It is not a straight forward question to answer because I think a lot depends on personal strengths and weaknesses and how these relate to your rank. Putting this point to one side though, the below are possibly my personal highlights of the books I have tried to read (150+):
Beginner - DDK
Second Book of Go - Richard Bozulich
Tesuji - James Davies
Opening Theory Made Easy - O. Hideo
Go for Beginners - K. Iwamoto
Lessons in the Fundamentals of Go - T.Kageyama
Intermediate - SDK
Reducing Territorial Frameworks - Shuko Fujisawa
Utilising Outward Influence - Jin Jiang
Great Joseki Debates - Honda Kunihisa
Breakthrough to Shodan - N. Miyamoto
Mastering the Basics series
Advanced - Dan
Relentless - Go Game Guru (I very much recommend this)
Katos’ Attack & Kill - M. Kato
Invincible - John Power
Whole Board Thinking in Joseki V1 & V2 - Yi-Lun Yang (probably SDK level but you need a good joseki knowledge first)
On the general debate of how to improve here are some other tips that have helped me at various stages:
- Play games as much as possible (the first thing my go teacher told me was i need to be playing daily)
- Always review your games afterwards. Everyone should be able to see where they and where their opponents gained the points. The why then follows. If you can then go software/a go teacher/people at your go club will also help with this.

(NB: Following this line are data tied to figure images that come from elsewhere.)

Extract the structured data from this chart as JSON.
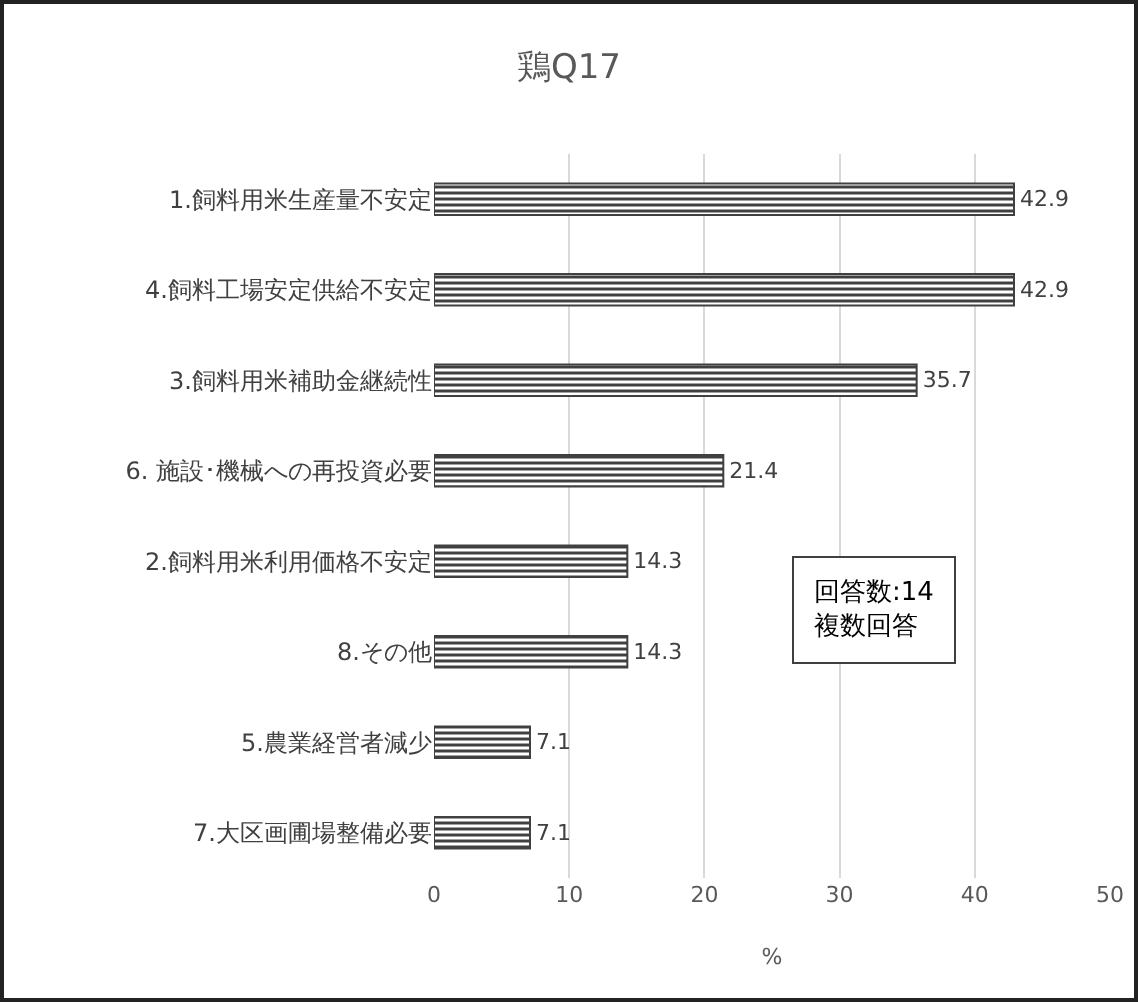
{
  "chart_data": {
    "type": "bar",
    "orientation": "horizontal",
    "title": "鶏Q17",
    "xlabel": "%",
    "categories": [
      "1.飼料用米生産量不安定",
      "4.飼料工場安定供給不安定",
      "3.飼料用米補助金継続性",
      "6. 施設･機械への再投資必要",
      "2.飼料用米利用価格不安定",
      "8.その他",
      "5.農業経営者減少",
      "7.大区画圃場整備必要"
    ],
    "values": [
      42.9,
      42.9,
      35.7,
      21.4,
      14.3,
      14.3,
      7.1,
      7.1
    ],
    "color": "#404040",
    "xlim": [
      0,
      50
    ],
    "xticks": [
      0,
      10,
      20,
      30,
      40,
      50
    ],
    "grid": "x",
    "data_labels": true,
    "annotations": [
      "回答数:14\n複数回答"
    ]
  }
}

- Do daily life and death problems (between 10 and 20). This helps with your reading ability.
- Don’t bother analysing professional games in detail until you are a sufficient standard because most of it is above your head (just do it for fun). Focus on getting the basics right first.
- If you can afford it then the thing that has helped me the most is Guo Juan’s internet go school.